Basically, whenever you watch a documentary that's obviously partisan, you should take it with a grain of salt... except for Going Clear. That sh##'s all true.
I've read up on the flaws in the film, and to me they all seem to be beside the point. Most of them centre around how the film was cut for dramatic affect (splicing in 911 calls, fabricating certain aspects about whether or not people went into tanks with the animals willingly and if it's safe to do so, misleading about what Sea World today does vs Sea World of 30-40 years ago, etc..)

To me, these things are not really the point. IMO, any idiot should know that it's dangerous to enter a body of water with a predator like an Orca. Trainers are absolutely putting themselves at risk, and the few deaths that happened, while largely accidental, are to be expected when working with animals like this. I never really focused on that part of it.

The act of keeping these social and intelligent animals in secluded cages and pools barely big enough to fit them, 1000's of times smaller than what their natural territory size is supposed to be, is what I focused on. It's just straight up not OK, and there are going to predictably be psychological effects. These things have their own languages, they solve problems, they play, they have an intelligence that we just don't understand.
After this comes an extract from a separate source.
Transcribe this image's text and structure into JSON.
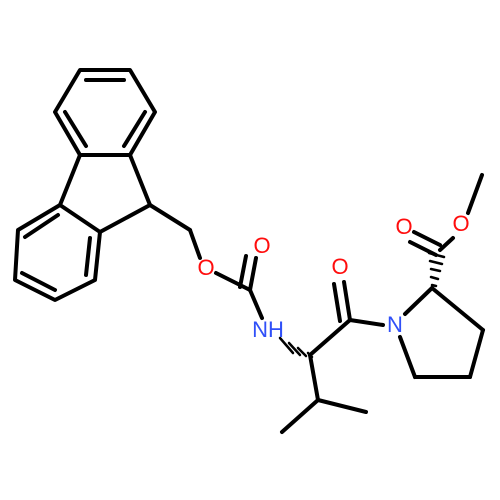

The fact that Sea World stopped taking from the wild some 35+ years ago, IMO, does not absolve them of the fact that they did, and now they and their young can't be placed back. "Well we took them, but now they can't survive out there so... are we good?" Is not cool. Plus there are still places all over the world that do this.

To me, it's less about damning Sea World itself (although there is plenty of that for sure), and more about the question of should we be taking and keeping ANY animals this way? There are research purposes absolutely, but only a small fraction need to be retained for those reasons.

As far as doing it for our entertainment, I don't agree with it. And doing so with conditions far outside of what is natural, It just gives me a really uneasy feeling.